3.2 Assessing the Relationship between Wet Bulb Globe Temperature and Heat-Related Illness Incidence in the Greater Houston Area

Monday, 29 January 2024: 2:00 PM
344 (The Baltimore Convention Center)
Timothy Cady, NWS, League City, TX; and L. Wood, S. Simmonds, and M. Wells

Heat-related illnesses are the largest contributor to weather-related fatalities across the US, resulting in an average of over 700 deaths and 60,000 emergency room visits each year. The impacts of excessive heat events are felt more strongly in large urbanized areas like greater Houston, where the impacts of the urban heat island effect further exacerbate the problem. With the risk of heat-related illnesses continuing to increase due to the combined impacts of continued urbanization and climate change, the issue of excessive heat will become increasingly critical across the weather and climate enterprise. Because of this, metrics like the Wet Bulb Globe Temperature (WBGT) have attracted recent interest as they may offer a more robust measure of heat stress than the currently used NWS Heat Index.

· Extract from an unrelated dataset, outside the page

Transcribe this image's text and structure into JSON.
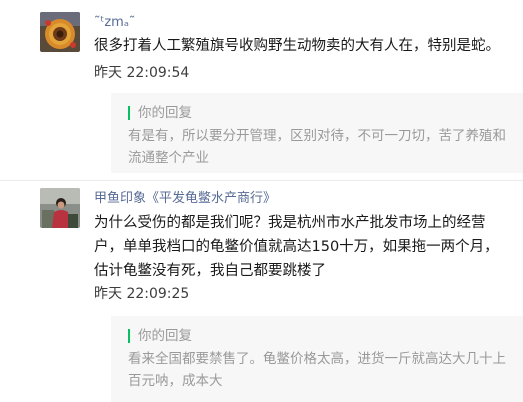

Building upon previous work which created the first gridded climatology of WBGT across the United States, we identify a relationship between heat-related illness incidence and WBGT across the Greater Houston Area using a multi-year Emergency Medical Services (EMS) call dataset provided by several National Weather Service core partners. In performing this analysis, we discuss the spatial and temporal trends in EMS heat-related call volume with varying WBGT magnitude across a diverse urban area. In doing so, we seek to leverage the combined power of these two datasets to determine critical thresholds of WBGT that result in increased health impacts in order to better provide helpful decision support services to core partners during periods of excessive heat.